Several things that we ought to clue-in on from Norbert:

1. the centrality of preaching and Liturgy to the apostolic life;
2. the unity of the active and contemplative lives, the “mixed life”
3. Christians are to be “imitators of Christ’s disciples”
4. the Christian faith makes sense only in the communal aspect.

Saint Norbert, pray for us.

Saint Charles Lwanga and Companions, Martyrs of Uganda

The group of saints we have today are commonly called the Martyrs of Uganda, led by Saint Charles Lwanga and Companions. They met their destiny in 1886. In this era of ours we tend to look for witnesses that are coherent in their Christian following. The story of Saint Charles is the story of so many people today. Attend to the narrative:

King Mwanga of the Baganda in Uganda was a cruel and capricious ruler. One of his first acts, after becoming king at the age of eighteen, was to order the murder of James Hannington, the newly appointed Anglican bishop. The Christian missionaries, he believed, were the advance guard of encroaching European powers; they were tempting his people to abandon their traditional ways and thus posed a threat to his own rule. What is more, they also reproached him for demanding sexual favors from the young men who served as his pages.

In May 1886 Mwanga summoned all his pages and ordered the Christians among them to step forward. Fifteen of them approached, including the eldest, twenty-four-year-old catechist Charles Lwanga, as well as the youngest, a boy of thirteen whom Charles had baptized only the night before. After declaring that they were Christians and intended to remain so, the king ordered them put to death.

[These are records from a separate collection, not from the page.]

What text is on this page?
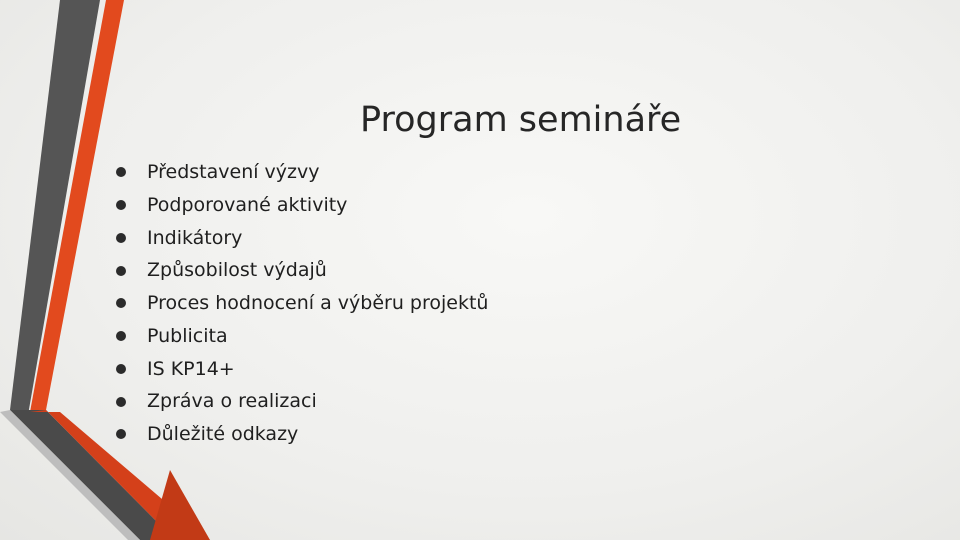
Program semináře
Představení výzvy
Podporované aktivity
Indikátory
Způsobilost výdajů
Proces hodnocení a výběru projektů
Publicita
IS KP14+
Zpráva o realizaci
Důležité odkazy
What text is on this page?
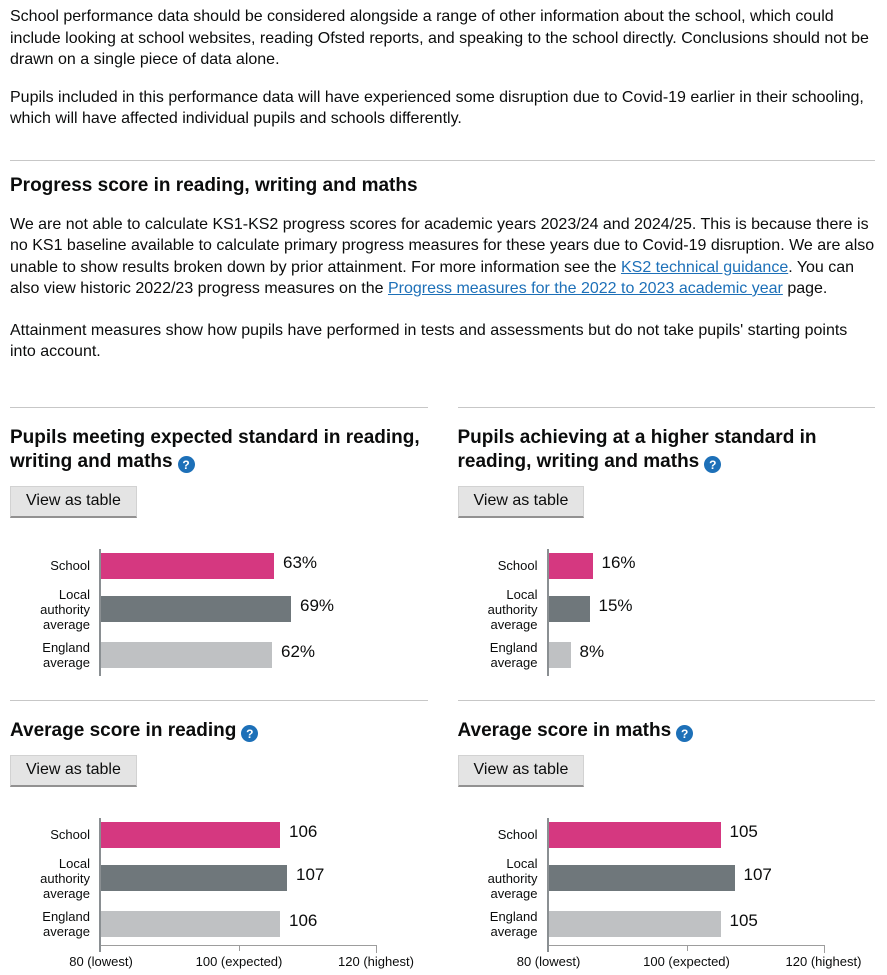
School performance data should be considered alongside a range of other information about the school, which could include looking at school websites, reading Ofsted reports, and speaking to the school directly. Conclusions should not be drawn on a single piece of data alone.

Pupils included in this performance data will have experienced some disruption due to Covid-19 earlier in their schooling, which will have affected individual pupils and schools differently.

Progress score in reading, writing and maths

We are not able to calculate KS1-KS2 progress scores for academic years 2023/24 and 2024/25. This is because there is no KS1 baseline available to calculate primary progress measures for these years due to Covid-19 disruption. We are also unable to show results broken down by prior attainment. For more information see the KS2 technical guidance. You can also view historic 2022/23 progress measures on the Progress measures for the 2022 to 2023 academic year page.

Attainment measures show how pupils have performed in tests and assessments but do not take pupils' starting points into account.

Pupils meeting expected standard in reading, writing and maths ?
View as table
School	63%
Local authority average
69%
England average
62%
Pupils achieving at a higher standard in reading, writing and maths ?
View as table
School	16%
Local authority average
15%
England average
8%
Average score in reading ?
View as table
School	106
Local authority average
107
England average
106
80 (lowest)	100 (expected)	120 (highest)
Average score in maths ?
View as table
School	105
Local authority average
107
England average
105
80 (lowest)	100 (expected)	120 (highest)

The group was marched to an execution spot on Lake Victoria, more than sixteen miles away. There they were wrapped in reeds, stacked on a pyre, and set aflame. The martyrs offered no protest, but simply murmured their prayers. Lwanga’s last words were “My God.”

Reports of these deaths, and many more in succeeding weeks, spread quickly, resulting in many conversions. The martyrs were canonized in 1964 by Pope Paul VI, who made a pilgrimage to their shrine.

St. Charles Lwanga said, “Poor, foolish man . . . you are burning me, but it is as if you were pouring water on my body.”